The grounds around the church are as important as the building itself. The cemetery contains early family markers, some of them signed by their cutters, along with iron Maltese cross markers for Confederate veterans. Those details turn the site into a layered historical ledger, where names, craftsmanship and military memory sit beside one another.

The cemetery also reinforces how local history survives in fragments. Signed gravestones show the work of individual carvers. Confederate veteran markers anchor the site in the region’s postwar memory. Together, they extend the church’s story beyond architecture and into the people who lived, died and were buried there.

Why Mizpah Methodist Church still matters

Mizpah Methodist Church remains active, which gives the site a living presence that many historic places have lost. It is still a worship space, still a landmark in Olar and still one of the few places in Bamberg County where the prewar settlement pattern can be seen in its original setting. The church’s National Register listing in 2000 formalized what locals have long known: this is a rare surviving piece of the county’s early built environment.

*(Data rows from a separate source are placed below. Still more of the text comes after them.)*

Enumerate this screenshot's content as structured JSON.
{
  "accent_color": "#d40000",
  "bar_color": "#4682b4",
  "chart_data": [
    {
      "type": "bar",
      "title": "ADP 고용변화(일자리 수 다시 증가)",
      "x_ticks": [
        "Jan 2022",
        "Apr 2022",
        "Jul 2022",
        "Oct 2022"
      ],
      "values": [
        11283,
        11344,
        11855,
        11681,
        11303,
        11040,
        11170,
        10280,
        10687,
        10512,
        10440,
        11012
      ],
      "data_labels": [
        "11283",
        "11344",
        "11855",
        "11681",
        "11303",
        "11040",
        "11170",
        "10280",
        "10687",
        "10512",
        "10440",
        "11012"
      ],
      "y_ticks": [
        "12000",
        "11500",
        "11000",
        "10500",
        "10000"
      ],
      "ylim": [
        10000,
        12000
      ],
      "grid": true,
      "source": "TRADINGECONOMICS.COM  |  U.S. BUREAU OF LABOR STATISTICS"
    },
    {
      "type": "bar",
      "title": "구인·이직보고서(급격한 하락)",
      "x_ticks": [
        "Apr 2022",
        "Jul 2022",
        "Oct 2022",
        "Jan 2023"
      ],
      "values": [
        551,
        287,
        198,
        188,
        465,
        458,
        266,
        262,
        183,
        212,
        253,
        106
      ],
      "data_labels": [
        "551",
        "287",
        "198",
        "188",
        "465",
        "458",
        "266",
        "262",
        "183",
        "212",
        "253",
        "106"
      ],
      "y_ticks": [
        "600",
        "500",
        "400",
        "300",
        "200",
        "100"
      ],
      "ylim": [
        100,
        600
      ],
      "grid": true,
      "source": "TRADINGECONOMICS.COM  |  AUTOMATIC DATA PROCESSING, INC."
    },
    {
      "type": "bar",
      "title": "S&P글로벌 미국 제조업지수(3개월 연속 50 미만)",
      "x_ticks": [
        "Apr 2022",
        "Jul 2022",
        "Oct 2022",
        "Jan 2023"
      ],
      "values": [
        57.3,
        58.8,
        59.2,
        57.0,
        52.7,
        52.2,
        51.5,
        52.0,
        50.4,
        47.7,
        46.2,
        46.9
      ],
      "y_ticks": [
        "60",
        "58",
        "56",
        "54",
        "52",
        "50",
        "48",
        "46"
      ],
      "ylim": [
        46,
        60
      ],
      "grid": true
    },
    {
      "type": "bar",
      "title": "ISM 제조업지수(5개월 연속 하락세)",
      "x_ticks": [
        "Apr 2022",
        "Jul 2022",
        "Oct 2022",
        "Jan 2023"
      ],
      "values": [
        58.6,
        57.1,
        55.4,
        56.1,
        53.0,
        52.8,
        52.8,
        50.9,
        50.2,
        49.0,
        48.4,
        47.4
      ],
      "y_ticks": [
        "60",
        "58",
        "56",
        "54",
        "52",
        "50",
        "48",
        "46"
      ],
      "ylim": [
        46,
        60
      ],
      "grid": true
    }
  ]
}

For Bamberg County, the stakes are concrete. If Mizpah Methodist Church were damaged or lost, the county would not just lose a historic building. It would lose the last visible structure from Buford’s Bridge, the oldest surviving witness to the area’s transportation history, religious life and 19th-century settlement pattern. That is why the church is not merely remembered. It is the line between the county’s present landscape and the town that once stood there.

This article was produced by Prism’s automated news system from verified source data, official records, and press releases, then run through automated quality and moderation checks before publishing. The system is built and supervised by the people who set the standards it runs under. Read our full AI policy.